FOLHA - Mas o secularismo institucional não é uma precondição para acomodar diferentes religiões?
MODOOD - O secularismo europeu é, em geral, uma posição conciliadora. Busca criar uma distinção entre política e religião, mas, ao mesmo tempo, acomodar as diferentes religiões de modo pacífico. Na maior parte do continente, prioriza-se a liberdade de religião. Apenas na França, a prioridade foi, historicamente, libertar-se da religião. Infelizmente, essa interpretação extrema tem ganhado força na Europa, porque muita gente teme que os muçulmanos estejam trazendo religião demais para a esfera pública. Mas banir religião da vida pública apenas torna a integração dos muçulmanos mais difícil.
FOLHA - Seus trabalhos falam sobre o fortalecimento de uma identidade cultural cristã na Europa, apesar do declínio da religião. É possível dissociar essa identidade cristã do sentimento antiimigrante?
MODOOD - São indissociáveis. Há um declínio muito acentuado da freqüência a cultos religiosos na Europa e da influência da religião na vida das pessoas. Mas o que notamos, em pesquisas recentes, é que as pessoas optam por firmar uma identidade cultural cristã.
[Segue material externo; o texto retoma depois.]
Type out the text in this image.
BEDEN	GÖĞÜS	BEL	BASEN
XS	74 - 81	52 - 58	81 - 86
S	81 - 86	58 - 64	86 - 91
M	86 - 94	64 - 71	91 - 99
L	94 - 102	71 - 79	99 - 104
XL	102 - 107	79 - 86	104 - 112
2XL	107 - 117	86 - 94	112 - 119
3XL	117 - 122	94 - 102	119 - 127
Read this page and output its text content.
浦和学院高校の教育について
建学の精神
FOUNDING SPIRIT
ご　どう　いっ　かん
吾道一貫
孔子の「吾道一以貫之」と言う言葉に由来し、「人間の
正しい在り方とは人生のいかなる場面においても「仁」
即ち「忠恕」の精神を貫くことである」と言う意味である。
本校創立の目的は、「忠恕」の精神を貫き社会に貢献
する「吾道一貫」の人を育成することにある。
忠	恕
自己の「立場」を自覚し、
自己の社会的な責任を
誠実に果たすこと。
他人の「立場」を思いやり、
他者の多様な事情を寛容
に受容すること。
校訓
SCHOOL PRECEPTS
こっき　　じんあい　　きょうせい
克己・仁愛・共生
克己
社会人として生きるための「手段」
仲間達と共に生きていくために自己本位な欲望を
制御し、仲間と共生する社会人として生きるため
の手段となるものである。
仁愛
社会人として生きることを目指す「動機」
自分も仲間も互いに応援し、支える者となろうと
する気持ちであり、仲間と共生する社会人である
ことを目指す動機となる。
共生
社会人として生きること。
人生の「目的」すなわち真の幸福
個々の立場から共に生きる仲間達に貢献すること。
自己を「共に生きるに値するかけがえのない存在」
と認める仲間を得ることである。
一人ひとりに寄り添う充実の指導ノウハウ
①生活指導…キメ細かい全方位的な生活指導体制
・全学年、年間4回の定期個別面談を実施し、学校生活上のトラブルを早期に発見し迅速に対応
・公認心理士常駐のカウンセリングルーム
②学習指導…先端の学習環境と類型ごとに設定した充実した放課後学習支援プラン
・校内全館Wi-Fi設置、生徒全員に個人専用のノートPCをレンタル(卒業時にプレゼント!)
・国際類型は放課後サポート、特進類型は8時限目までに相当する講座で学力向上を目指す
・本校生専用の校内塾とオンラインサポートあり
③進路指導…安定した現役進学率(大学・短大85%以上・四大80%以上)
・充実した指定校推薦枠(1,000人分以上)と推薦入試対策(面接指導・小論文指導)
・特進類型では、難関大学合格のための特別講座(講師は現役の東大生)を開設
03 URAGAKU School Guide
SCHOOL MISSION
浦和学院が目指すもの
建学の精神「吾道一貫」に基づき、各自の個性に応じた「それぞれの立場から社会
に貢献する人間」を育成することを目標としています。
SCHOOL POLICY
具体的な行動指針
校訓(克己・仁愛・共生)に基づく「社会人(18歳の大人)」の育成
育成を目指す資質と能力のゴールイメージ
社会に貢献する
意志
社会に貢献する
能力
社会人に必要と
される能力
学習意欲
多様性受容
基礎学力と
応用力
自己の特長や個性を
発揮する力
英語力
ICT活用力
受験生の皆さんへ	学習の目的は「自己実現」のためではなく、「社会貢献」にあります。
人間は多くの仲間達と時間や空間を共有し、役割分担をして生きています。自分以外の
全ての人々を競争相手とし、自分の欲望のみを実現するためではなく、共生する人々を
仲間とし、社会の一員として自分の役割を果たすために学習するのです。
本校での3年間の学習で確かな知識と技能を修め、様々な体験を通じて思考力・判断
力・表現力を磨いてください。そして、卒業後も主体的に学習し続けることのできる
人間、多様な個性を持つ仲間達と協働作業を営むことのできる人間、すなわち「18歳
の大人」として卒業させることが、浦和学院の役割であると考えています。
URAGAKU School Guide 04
Suspeito que seja uma reação à presença de pessoas identificadas como não-cristãs. Nem todos os muçulmanos são praticantes, e muitos priorizam outras formas identitárias, como nacionalidade ou profissão.
Mas, como grupo demográfico, os muçulmanos enfatizam muito mais a religião como identidade primária do que as pessoas na Europa ocidental. Quando as pessoas enfatizam uma determinada identidade, os outros reagem a isso.